American basketball player (born 1988)

James Brian Florence (born May 31, 1988) is an American professional basketball player for Sigortam.net İTÜ BB of the Basketball Super League. Standing at 1.86 m, he plays the point guard position.

==College career==
Florence played college basketball for the Mercer Bears from 2006–2010.

==Professional career==
Florence has also played professionally in the basketball leagues of Bosnia and Herzegovina, Ukraine, Hungary and Germany as well as in the EuroChallenge and Adriatic League competitions with Szolnoki Olaj.

In August 2014 he signed a one-year contract with the Croatian side KK Zadar. On March 15, 2015, he left Zadar. Three days later he signed with TED Ankara Kolejliler of Turkey for the rest of the 2014–15 Turkish Basketball League season.

On July 6, 2015, Florence signed a one-year contract with Paris-Levallois of the French LNB Pro A. On October 15, 2015, he parted ways with Paris after appearing in four league games. The next day, he signed with the Croatian club Cibona Zagreb for the rest of the season.
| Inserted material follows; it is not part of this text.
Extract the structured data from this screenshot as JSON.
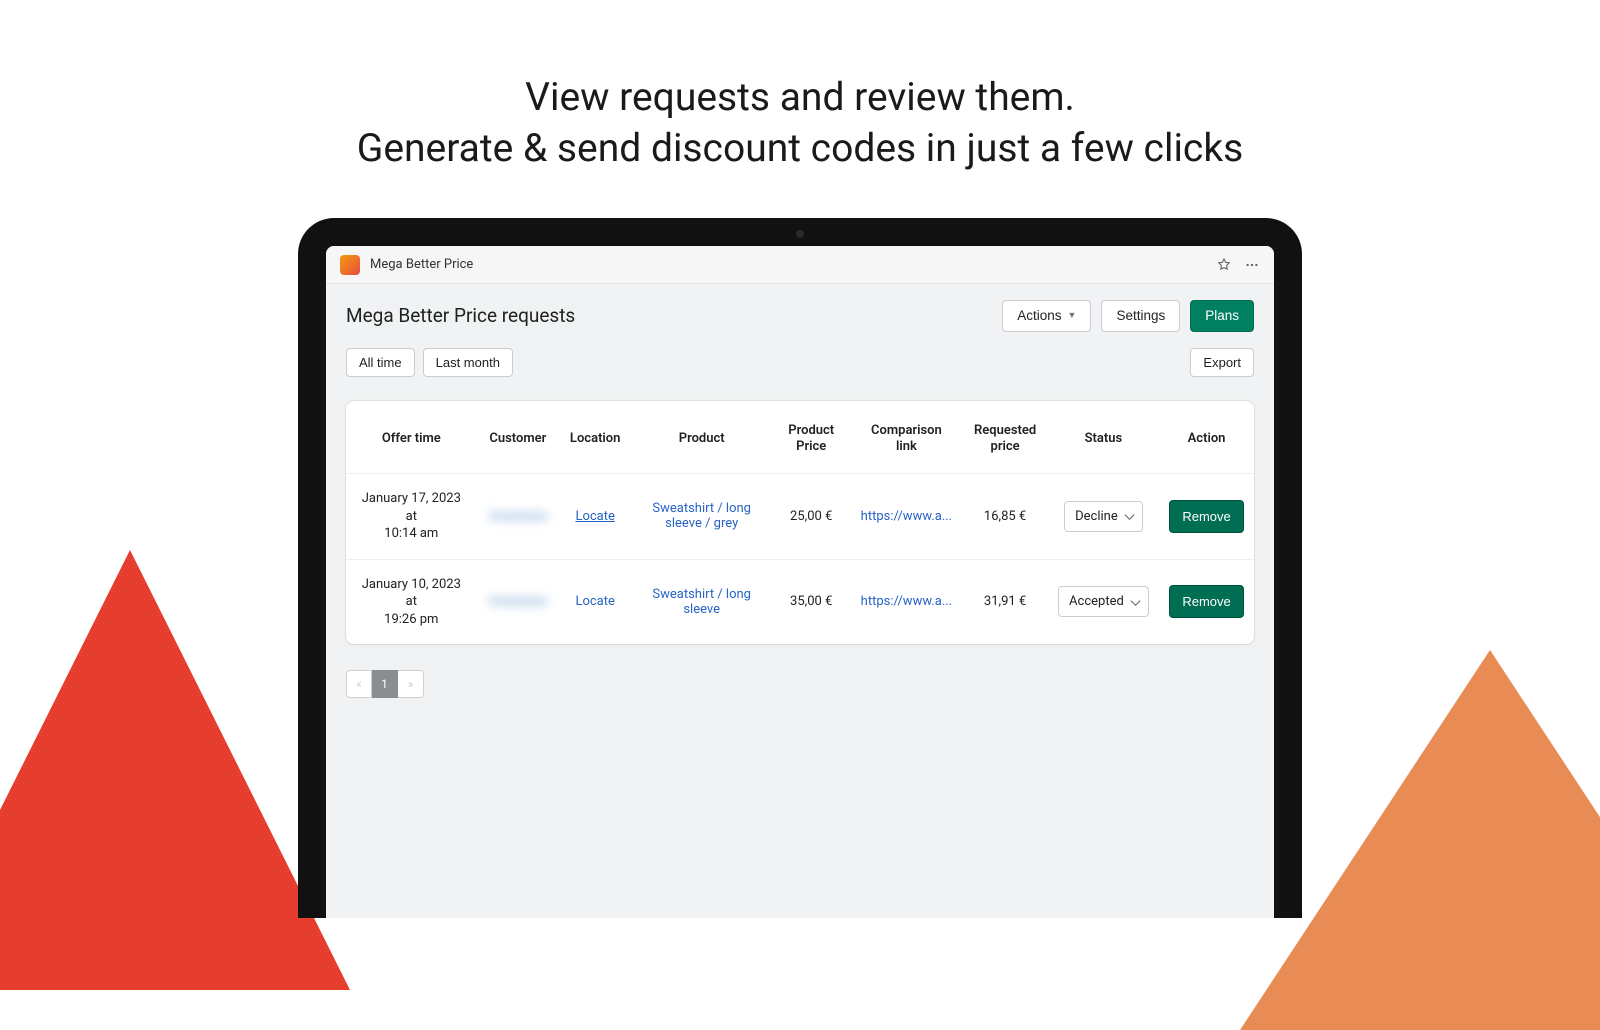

On July 21, 2016, Florence signed a one-year deal with Polish club Stelmet Zielona Góra. With Zielona Góra he won the 2016–17 PLK championship and was named the PLK Finals MVP, after averaging 16.4 points and 3.2 assists per game over the series. On June 30, 2017, he re-signed with Zielona Góra for one more season.

On July 28, 2018, Florence signed with Asseco Gdynia in Poland.

On August 18, 2019, Florence signed with Champville SC of the Lebanese League.

On December 11, 2019, Florence signed with BC Astana of the VTB United League.

On June 24, 2020, Florence signed with Stal Ostrów Wielkopolski of the Polish Basketball League (PLK).

On July 30, 2022, he has signed with Arka Gdynia of the Polish Basketball League for a second stint.